体液の滴る襞の一つ一つが、社会生活に圧迫され、押しつぶされたままの精神の一つ一つに食い込み、頑なになってしまった心を揉み解す。

揉み解された精神のかけらは、少しづつ蓄積され、熱を持ち、膨張し、溢れる場所を求めて管を辿り、待機し、時を見て、激しいスピードで対外へと放出される。

そのカタルシス。

暫く置くと、再び力がみなぎり始める。

― 時間まだあるよ。

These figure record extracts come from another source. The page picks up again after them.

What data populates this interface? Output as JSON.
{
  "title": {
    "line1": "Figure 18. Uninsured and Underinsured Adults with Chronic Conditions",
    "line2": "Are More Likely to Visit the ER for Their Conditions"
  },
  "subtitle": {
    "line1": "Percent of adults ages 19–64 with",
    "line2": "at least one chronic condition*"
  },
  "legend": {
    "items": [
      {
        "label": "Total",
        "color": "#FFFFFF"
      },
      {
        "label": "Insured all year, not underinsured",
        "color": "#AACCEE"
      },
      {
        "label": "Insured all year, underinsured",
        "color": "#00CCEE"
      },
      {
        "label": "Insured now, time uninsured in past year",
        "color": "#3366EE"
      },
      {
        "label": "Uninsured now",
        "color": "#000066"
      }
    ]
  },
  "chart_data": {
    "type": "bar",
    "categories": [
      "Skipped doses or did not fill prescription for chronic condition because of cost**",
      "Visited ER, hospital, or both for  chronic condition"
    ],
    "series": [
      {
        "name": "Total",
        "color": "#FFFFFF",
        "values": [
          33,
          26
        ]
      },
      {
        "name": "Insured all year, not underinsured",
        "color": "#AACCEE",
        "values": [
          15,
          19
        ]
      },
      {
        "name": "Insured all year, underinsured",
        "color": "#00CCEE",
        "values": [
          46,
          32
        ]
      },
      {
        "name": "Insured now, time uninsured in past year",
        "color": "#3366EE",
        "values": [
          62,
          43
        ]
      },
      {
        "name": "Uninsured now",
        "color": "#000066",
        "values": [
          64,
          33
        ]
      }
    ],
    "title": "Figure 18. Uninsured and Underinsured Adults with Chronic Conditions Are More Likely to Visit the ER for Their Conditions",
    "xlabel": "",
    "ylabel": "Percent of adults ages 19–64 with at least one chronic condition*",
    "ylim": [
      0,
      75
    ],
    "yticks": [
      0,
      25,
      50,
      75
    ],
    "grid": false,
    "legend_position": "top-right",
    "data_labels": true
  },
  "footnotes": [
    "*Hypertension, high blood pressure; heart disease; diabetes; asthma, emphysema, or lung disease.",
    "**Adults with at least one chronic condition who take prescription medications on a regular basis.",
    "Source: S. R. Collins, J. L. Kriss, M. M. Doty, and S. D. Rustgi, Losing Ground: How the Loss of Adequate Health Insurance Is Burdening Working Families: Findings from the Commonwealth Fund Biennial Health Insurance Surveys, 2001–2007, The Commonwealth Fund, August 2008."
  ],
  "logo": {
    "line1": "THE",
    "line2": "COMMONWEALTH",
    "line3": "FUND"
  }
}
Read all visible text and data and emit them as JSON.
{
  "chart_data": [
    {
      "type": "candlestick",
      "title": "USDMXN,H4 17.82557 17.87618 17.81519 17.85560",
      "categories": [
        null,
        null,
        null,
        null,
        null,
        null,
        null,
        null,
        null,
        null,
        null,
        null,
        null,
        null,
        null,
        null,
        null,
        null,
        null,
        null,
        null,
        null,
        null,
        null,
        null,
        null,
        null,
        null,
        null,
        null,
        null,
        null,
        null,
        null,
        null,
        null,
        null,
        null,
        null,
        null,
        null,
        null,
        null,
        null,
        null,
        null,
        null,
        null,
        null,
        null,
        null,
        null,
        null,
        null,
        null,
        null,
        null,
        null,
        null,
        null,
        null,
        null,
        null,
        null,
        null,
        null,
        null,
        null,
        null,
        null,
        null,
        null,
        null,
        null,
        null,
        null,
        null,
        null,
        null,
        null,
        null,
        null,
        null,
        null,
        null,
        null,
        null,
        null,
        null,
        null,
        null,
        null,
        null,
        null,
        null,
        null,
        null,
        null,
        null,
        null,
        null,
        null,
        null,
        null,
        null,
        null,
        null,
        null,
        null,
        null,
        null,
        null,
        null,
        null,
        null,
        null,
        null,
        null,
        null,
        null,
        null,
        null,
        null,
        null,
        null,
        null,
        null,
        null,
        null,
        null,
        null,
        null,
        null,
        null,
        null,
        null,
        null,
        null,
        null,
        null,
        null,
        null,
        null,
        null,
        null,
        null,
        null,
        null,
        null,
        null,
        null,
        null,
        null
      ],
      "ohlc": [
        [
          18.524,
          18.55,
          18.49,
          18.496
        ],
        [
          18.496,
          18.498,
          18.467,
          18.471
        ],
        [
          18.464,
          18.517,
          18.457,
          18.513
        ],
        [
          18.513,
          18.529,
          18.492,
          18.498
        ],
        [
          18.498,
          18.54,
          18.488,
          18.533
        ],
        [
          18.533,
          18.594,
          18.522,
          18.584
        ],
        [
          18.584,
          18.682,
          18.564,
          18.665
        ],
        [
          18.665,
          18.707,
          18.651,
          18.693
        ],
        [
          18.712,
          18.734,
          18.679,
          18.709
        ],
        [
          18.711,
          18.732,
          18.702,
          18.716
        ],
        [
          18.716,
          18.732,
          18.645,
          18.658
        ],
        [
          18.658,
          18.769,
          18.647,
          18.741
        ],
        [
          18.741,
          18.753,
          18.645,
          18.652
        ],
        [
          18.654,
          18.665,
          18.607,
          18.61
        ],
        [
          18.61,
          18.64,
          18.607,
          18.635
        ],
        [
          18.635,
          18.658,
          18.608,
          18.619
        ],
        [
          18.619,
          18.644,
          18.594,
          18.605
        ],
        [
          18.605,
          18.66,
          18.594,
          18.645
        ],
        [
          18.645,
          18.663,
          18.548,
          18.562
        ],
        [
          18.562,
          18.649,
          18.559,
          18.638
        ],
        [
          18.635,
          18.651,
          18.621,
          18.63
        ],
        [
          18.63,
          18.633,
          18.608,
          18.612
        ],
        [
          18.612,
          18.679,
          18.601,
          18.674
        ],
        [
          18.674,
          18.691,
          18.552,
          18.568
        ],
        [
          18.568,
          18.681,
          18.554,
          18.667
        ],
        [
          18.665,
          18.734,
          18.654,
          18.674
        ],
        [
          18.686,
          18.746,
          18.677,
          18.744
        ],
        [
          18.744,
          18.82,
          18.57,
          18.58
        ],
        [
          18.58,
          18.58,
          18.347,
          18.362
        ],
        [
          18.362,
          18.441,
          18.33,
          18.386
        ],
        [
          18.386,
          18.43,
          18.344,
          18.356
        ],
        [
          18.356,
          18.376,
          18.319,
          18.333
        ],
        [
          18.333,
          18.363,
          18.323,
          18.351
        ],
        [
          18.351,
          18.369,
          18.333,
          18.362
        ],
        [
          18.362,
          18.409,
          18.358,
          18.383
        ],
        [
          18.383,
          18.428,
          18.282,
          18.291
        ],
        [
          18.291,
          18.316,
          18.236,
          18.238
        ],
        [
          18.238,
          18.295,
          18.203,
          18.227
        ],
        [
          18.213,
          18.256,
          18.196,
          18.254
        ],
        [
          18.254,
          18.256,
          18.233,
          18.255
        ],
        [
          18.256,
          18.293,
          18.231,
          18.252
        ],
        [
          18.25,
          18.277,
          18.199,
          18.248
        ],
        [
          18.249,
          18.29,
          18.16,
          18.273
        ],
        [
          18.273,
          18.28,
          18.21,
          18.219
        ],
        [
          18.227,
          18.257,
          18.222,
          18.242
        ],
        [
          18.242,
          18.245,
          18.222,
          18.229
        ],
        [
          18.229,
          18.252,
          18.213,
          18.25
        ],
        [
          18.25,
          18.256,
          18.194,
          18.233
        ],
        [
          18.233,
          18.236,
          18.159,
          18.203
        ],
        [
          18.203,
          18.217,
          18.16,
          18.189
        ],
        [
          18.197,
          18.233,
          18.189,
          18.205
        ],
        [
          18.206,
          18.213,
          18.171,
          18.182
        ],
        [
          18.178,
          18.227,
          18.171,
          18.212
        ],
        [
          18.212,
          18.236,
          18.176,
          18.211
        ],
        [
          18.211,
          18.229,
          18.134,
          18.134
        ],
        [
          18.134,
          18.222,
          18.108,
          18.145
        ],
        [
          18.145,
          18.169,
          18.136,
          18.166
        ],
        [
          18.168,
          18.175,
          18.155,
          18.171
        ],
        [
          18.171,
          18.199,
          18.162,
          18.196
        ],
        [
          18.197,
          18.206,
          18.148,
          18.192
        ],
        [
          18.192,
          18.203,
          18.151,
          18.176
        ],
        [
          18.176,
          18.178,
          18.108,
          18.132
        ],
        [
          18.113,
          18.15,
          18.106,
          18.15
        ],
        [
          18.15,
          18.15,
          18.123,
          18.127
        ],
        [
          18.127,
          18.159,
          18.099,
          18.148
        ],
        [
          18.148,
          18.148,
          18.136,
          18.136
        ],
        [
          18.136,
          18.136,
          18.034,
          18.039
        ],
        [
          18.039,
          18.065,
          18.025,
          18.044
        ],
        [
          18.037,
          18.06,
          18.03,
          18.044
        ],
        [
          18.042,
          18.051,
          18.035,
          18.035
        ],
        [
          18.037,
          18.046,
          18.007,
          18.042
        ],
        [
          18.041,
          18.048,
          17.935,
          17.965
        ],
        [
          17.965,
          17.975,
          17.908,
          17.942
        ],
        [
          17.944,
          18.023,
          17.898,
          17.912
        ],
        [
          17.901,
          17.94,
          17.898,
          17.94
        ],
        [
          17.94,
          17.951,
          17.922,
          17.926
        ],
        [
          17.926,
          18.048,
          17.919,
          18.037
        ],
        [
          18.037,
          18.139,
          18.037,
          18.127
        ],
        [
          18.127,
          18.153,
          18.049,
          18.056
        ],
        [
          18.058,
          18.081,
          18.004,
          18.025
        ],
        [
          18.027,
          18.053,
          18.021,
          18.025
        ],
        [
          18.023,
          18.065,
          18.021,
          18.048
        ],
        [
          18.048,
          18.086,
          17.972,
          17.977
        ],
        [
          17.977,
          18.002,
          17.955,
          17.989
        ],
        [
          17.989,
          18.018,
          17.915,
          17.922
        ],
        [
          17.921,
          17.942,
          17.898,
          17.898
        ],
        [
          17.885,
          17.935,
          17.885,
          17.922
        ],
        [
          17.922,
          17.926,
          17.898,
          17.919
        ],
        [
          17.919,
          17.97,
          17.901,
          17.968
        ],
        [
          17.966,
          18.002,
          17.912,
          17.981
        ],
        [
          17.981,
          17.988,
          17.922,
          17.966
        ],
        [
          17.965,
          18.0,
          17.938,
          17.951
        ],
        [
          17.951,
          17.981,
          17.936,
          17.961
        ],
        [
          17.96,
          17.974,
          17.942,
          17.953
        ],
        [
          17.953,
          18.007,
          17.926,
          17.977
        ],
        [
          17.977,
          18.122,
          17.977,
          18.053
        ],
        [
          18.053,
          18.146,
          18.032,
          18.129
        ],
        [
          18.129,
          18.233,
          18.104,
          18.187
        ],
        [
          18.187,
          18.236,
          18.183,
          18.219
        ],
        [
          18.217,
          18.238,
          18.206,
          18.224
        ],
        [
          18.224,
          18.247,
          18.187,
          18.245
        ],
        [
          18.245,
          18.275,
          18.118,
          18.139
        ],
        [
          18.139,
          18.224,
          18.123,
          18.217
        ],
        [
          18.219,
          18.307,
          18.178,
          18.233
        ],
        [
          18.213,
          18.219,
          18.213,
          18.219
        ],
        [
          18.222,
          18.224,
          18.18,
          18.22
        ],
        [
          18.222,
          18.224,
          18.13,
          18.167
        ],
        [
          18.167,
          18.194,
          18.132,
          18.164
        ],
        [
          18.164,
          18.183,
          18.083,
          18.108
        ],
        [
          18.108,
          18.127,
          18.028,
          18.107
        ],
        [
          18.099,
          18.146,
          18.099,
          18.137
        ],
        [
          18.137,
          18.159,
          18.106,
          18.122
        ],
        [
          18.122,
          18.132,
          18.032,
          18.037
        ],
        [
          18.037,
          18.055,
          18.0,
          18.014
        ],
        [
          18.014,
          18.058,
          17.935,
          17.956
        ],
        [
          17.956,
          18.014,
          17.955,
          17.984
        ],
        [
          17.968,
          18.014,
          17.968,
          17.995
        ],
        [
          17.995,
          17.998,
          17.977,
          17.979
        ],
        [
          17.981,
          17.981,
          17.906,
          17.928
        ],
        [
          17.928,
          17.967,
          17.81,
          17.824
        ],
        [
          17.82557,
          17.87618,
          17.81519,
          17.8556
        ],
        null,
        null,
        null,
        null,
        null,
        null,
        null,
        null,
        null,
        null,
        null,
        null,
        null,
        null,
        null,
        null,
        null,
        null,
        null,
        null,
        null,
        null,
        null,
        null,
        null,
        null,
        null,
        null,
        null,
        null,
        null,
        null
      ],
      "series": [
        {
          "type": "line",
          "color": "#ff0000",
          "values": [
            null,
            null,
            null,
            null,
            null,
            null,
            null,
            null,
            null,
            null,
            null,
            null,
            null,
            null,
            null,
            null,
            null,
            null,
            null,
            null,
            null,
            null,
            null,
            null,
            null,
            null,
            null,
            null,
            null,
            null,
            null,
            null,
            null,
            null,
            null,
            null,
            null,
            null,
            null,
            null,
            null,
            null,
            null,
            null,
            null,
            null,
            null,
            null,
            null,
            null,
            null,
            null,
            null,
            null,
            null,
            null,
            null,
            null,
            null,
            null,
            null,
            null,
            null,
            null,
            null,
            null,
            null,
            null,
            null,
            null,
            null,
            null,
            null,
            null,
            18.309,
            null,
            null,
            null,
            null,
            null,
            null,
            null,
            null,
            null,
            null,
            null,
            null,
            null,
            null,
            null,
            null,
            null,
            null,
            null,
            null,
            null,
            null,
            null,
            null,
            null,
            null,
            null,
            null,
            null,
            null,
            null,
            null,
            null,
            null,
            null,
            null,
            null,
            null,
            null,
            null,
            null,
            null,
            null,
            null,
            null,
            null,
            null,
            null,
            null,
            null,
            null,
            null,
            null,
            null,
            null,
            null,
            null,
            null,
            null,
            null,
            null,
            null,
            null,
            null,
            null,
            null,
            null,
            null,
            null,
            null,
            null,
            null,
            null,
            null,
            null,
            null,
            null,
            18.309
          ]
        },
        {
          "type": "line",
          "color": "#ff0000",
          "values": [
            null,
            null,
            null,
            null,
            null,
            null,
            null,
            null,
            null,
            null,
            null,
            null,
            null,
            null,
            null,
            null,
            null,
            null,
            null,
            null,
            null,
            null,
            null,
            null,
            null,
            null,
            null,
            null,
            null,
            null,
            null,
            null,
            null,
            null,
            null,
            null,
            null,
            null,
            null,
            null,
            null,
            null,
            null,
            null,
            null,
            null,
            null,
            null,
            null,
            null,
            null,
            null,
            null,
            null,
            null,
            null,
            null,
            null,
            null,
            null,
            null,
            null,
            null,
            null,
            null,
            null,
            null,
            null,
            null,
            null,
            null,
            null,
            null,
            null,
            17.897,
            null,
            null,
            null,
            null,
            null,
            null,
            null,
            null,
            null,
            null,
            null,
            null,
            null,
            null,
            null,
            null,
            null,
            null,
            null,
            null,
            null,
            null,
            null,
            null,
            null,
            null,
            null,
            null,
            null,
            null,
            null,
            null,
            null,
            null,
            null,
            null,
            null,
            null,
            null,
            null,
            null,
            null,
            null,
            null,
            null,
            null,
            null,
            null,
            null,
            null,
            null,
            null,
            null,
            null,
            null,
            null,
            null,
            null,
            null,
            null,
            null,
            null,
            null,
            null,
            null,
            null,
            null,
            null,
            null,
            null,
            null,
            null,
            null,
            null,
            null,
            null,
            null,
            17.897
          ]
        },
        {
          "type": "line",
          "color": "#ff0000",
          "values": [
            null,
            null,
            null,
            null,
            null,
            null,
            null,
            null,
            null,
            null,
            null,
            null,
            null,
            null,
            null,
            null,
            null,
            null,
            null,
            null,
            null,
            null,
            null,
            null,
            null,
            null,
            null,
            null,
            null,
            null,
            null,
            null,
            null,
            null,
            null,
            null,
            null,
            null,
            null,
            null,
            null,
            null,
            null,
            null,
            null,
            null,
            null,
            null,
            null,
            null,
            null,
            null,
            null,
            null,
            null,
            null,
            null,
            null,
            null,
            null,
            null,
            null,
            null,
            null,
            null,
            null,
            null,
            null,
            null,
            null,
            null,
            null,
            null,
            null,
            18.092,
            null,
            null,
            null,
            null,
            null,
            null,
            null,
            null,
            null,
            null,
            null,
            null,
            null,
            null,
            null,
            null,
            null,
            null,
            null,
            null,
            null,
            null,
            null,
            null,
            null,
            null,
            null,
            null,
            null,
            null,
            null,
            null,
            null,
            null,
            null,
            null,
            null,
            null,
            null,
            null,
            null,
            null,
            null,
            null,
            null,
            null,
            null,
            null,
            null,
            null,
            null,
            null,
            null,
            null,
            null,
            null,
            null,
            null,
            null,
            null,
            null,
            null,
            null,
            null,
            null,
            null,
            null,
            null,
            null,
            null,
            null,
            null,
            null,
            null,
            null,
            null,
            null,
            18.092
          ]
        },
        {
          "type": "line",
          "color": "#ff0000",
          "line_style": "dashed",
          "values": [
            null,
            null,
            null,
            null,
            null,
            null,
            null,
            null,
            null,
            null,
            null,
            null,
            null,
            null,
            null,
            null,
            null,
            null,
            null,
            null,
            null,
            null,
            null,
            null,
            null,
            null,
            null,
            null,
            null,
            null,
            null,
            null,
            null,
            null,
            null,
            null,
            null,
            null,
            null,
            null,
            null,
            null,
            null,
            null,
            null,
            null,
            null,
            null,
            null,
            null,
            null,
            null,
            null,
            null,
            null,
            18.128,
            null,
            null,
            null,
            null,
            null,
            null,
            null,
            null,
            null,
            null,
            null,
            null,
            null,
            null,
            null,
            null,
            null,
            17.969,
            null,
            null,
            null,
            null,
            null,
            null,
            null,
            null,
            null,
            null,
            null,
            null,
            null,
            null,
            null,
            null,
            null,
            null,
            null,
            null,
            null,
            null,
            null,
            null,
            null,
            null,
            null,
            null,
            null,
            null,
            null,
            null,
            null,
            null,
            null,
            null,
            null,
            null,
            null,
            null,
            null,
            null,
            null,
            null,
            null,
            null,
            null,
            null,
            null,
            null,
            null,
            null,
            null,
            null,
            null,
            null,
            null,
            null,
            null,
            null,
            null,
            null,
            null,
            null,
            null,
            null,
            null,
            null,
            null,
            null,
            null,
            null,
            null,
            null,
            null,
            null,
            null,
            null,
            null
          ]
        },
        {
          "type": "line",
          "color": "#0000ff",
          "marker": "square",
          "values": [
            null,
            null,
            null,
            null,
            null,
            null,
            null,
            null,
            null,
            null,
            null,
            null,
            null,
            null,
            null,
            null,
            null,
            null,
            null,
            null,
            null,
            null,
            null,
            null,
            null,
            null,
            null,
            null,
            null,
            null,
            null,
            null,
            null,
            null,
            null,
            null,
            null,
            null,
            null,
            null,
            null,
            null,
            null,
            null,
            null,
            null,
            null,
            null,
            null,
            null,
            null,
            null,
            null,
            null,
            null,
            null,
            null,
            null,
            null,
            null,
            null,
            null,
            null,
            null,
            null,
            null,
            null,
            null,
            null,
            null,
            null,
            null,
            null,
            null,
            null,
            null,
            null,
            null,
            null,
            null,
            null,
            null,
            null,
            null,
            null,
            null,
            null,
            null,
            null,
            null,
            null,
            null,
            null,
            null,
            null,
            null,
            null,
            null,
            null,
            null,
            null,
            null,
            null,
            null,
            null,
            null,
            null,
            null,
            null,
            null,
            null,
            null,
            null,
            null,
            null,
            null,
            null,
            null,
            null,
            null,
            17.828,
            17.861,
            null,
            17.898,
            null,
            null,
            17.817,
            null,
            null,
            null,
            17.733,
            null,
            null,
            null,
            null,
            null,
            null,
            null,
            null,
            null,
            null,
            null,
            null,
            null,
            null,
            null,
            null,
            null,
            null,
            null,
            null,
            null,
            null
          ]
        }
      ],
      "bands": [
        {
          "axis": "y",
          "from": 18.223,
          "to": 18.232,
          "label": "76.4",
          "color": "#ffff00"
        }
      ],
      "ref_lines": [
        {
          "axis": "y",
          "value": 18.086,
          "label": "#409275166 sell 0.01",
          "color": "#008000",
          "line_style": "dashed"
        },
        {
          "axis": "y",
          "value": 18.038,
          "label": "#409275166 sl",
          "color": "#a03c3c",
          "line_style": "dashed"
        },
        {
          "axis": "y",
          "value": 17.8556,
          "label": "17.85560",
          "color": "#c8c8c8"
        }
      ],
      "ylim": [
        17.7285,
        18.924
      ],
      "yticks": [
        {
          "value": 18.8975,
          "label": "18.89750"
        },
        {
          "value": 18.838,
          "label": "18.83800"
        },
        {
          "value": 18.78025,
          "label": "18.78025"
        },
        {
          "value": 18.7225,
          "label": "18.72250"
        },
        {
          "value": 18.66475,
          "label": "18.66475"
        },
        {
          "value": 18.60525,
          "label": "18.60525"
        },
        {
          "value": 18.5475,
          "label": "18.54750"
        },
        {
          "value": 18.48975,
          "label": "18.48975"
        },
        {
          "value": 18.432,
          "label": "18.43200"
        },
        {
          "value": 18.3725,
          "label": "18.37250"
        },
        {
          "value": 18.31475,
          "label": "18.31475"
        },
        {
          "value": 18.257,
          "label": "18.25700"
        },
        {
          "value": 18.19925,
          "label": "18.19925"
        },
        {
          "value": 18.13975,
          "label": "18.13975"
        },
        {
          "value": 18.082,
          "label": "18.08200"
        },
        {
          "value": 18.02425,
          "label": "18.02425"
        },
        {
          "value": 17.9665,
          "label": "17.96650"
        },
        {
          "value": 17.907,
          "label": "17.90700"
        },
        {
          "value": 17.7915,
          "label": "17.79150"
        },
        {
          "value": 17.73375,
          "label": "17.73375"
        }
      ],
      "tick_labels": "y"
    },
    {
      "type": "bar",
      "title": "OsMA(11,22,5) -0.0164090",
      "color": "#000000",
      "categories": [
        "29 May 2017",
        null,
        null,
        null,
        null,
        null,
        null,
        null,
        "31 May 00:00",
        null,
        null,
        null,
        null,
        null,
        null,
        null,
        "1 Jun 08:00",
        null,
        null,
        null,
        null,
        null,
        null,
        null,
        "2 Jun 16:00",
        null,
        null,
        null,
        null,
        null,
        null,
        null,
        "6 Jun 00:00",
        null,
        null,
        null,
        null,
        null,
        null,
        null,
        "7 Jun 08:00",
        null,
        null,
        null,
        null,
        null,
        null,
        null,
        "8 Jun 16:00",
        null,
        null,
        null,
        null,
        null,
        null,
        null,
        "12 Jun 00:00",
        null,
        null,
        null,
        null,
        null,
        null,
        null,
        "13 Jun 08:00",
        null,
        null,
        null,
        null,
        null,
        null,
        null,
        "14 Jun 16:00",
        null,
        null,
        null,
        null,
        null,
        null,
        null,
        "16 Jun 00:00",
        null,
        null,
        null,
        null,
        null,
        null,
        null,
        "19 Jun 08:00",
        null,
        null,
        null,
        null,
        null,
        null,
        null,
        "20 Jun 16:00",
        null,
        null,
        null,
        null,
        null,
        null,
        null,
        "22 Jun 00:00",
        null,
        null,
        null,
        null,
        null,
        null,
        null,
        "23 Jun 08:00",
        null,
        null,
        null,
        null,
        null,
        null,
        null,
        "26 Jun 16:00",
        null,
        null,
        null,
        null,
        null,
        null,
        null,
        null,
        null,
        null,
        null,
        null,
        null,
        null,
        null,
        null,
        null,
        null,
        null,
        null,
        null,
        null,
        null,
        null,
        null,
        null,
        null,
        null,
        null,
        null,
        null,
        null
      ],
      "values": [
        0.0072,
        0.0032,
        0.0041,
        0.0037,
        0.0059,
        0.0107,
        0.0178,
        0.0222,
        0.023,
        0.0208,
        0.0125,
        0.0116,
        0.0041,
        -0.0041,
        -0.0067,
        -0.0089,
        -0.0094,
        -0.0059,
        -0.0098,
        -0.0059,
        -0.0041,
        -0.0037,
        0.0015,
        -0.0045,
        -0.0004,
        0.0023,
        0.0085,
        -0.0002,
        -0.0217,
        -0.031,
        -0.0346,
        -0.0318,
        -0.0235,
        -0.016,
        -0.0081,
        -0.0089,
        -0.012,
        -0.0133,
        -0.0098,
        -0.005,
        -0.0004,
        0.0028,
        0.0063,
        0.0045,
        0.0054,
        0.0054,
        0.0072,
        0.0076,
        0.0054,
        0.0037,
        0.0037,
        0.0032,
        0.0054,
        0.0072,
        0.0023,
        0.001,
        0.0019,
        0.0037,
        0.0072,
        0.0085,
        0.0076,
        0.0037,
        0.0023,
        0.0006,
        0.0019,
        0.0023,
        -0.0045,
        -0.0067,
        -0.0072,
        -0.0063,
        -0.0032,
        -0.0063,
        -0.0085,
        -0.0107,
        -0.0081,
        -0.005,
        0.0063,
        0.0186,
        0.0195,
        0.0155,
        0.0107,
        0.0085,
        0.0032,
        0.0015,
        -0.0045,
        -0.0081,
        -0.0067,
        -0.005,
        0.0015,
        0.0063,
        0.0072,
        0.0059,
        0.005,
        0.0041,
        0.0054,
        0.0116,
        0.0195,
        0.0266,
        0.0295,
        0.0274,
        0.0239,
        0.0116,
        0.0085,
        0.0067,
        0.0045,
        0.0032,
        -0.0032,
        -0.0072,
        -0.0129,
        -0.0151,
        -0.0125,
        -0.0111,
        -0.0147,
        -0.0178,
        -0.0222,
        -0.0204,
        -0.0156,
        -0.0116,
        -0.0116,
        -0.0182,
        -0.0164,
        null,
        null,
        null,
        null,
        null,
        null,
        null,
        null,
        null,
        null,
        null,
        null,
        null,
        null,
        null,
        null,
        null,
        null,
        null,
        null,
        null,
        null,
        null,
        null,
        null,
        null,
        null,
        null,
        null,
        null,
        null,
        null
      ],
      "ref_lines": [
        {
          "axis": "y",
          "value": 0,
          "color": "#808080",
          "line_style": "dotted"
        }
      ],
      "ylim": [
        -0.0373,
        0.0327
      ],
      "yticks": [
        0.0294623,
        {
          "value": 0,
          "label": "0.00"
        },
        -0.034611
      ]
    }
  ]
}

もう一回しよか。

― 今度は、こっちが上やな。

再起したとは言え、先程の怒張は取り戻せない。

それでも、女の襞の優しさを享受するには十分だ。

女の太ももを抱え、差し入れやすい角度に持ち上げ、ゆっくりとその中へ入っていく。

入るスピードにあわせて、女が軽く呻く。

根元まで入れ尽くすと、今度は波が引くように、静かに腰を離す。

女は慣れたものだ、差し入れる時とは違う密やかな声を、虚空に伸ばしていく。

時に入り口で躊躇すると、じれたように眉間に皺を寄せ、自ら腰を動かし、こちらを飲み込みに来る。

飲み込まれながら、襞と襞との間に息づく快感の元を貪欲に漁る。

何度も飽きずに同じ事を繰り返すうちに、女が足を回して、しがみつく。

それを潮に、自由になった両の手を女の頭に沿え、手荒く愛撫しながら腰の動きを早めると、女の声も一層トーンが高くなり、こちらが果てる瞬間を見定めて、最高潮の声を上げる。

しばらく結合したままで息を整えつつ、襞の微妙な動きに後ろ髪引かれつつ、静かに抜き去り、一瞬の静けさを味わう。

女は、こちらが体を離すまで、じっと耐えて待っていてくれる。

― また来てな。

服を着、短い別れの抱擁を交わした後、階段を降りる背中越しに女が言う。

― またお越しやす。

やり手婆の声を聞きながら、背中を丸めて外に出る。

物見遊山に道を歩く他の男達の羨望と詮索の視線がこそばゆい。

女の名残が、体のそこかしこで疼いていた。